Reputation: 1232
I have stumbled upon this problem, which I solved, by hook or by crook. But I need your help in a precise solution. Being a beginner in awk/sed
, I could not solve it with a one liner (which I am sure there is), or an awk
script, though with a lot of pipes I could.
Here is the question:
I have a large .csv file with entries similar to this:
file (space delimited)
$ cat file
a d e r None
c f g r a
c f g r None
d a d e c
d a d e None
g f r t None
g f t r None
k f r e d
r e t y None
s c d er d
g f r t 4
There are no duplicates. But if you see carefully, there are entries in columns 1,2,3,4 that are repeating, and the only change is 5th column, with 'None'
. So I need to remove the rows (records) which are repeating in the 1,2,3,4 fields and that have None
in 5th column.
Here is the code i wrote, which worked, but no one would recommend:
awk '{print $5,$4,$3,$2,$1}' file | sed 's/None/zzz/g' | sort | awk '!array[$2,$3,$4,$5]++' | sed 's/zzz/None/g'
and here is the output that I got, and am expecting.
4 t r f g
a r g f c
c e d a d
d e r f k
d er d c s
None r e d a
None r t f g
None y t e r
Purpose of replacing None
with zzz
was after sorting, the rows will appear in the end, and awk
will remove the second occurrences of the duplicates from remaining columns.

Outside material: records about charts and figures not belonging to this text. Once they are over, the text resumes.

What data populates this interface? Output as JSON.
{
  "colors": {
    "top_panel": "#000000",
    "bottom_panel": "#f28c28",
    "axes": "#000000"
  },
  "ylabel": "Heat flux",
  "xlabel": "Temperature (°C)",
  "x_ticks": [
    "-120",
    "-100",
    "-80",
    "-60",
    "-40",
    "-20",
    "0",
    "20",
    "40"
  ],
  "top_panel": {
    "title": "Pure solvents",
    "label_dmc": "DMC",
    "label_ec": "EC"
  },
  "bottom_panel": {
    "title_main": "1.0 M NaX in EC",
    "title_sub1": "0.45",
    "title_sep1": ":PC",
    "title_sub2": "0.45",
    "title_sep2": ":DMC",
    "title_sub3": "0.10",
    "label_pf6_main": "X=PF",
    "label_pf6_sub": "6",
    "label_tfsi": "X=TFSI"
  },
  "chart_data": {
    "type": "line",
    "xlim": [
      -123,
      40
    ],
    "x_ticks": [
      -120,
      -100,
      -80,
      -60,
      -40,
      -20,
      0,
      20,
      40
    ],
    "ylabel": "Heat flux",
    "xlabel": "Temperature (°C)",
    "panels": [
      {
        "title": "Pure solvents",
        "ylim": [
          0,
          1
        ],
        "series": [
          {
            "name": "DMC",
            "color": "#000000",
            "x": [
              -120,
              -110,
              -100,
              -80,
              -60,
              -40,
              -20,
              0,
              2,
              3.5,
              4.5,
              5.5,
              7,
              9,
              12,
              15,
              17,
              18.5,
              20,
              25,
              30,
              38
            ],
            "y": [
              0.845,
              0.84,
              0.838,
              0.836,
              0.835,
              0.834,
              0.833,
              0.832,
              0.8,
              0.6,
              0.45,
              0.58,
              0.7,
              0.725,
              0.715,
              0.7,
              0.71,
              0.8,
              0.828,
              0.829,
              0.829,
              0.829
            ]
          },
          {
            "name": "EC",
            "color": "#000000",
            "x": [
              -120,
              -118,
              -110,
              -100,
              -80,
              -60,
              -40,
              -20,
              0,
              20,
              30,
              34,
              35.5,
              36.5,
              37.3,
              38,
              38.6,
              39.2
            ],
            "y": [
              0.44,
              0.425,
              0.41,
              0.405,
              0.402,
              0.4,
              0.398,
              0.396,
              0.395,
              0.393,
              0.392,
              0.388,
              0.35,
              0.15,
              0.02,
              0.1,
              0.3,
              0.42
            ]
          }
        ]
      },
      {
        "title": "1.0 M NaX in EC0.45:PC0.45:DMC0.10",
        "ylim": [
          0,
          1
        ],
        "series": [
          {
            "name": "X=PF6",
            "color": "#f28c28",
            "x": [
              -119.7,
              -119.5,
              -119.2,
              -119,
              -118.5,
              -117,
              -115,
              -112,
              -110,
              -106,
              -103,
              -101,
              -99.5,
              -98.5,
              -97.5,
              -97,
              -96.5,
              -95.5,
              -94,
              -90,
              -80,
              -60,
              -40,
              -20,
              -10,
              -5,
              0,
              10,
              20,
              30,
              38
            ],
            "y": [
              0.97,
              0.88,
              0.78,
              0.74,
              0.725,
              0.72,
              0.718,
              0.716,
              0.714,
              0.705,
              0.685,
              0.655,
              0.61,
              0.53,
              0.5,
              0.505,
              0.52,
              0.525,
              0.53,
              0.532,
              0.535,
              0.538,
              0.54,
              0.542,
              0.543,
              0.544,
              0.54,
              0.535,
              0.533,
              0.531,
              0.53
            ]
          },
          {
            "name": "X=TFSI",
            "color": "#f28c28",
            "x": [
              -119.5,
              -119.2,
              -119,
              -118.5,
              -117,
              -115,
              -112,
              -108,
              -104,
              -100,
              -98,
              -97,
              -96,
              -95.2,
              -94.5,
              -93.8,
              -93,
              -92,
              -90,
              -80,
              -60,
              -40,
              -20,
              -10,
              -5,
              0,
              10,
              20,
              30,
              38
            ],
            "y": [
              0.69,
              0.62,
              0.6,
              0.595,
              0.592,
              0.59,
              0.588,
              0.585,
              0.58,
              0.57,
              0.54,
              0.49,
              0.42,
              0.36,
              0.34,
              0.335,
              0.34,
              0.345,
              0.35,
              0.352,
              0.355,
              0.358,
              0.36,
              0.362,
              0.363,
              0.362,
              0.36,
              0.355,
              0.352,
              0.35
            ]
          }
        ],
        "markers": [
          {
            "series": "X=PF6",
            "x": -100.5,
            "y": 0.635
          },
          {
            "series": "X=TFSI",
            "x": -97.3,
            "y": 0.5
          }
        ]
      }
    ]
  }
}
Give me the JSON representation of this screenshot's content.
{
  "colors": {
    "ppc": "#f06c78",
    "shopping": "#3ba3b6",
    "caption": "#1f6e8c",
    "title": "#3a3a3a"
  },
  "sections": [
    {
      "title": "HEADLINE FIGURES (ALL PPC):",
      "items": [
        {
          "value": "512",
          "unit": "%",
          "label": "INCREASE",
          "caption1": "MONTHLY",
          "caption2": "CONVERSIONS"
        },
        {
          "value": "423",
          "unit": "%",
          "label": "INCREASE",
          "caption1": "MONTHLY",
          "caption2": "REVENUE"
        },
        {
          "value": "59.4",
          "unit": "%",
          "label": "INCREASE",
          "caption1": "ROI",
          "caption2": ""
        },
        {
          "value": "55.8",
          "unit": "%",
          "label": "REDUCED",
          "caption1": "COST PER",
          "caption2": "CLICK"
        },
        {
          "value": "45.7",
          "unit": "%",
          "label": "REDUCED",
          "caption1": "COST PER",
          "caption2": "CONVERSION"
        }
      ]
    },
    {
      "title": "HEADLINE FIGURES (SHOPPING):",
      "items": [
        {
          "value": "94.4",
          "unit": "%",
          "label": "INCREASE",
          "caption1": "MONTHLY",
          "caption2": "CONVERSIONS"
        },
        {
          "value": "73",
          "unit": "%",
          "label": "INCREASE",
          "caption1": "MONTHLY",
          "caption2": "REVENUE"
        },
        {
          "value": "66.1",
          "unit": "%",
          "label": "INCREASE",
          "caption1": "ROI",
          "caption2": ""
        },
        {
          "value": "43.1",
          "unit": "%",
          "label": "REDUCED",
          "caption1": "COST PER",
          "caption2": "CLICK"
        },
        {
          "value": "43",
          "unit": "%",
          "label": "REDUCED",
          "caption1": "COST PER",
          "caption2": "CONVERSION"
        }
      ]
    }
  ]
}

Same is the reason for inverting column sequence and re-inverting it back. Sort.
Please if you could help. Thanks!
Upvotes: 1
Views: 753
Reputation: 195229
I got this solution:
awk '{s=$4" "$3" "$2" "$1; if($5=="None"&& s in a)next;else a[s]=$5" "s}END{for(i in a)print a[i]}' file|sort
it outputs:
kent$ awk '{s=$4" "$3" "$2" "$1; if($5=="None"&& s in a)next;else a[s]=$5" "s}END{for(i in a)print a[i]}' file|sort
4 t r f g
a r g f c
c e d a d
d er d c s
d e r f k
None r e d a
None r t f g
None y t e r
it seems that it is same as your expectation.
Upvotes: 3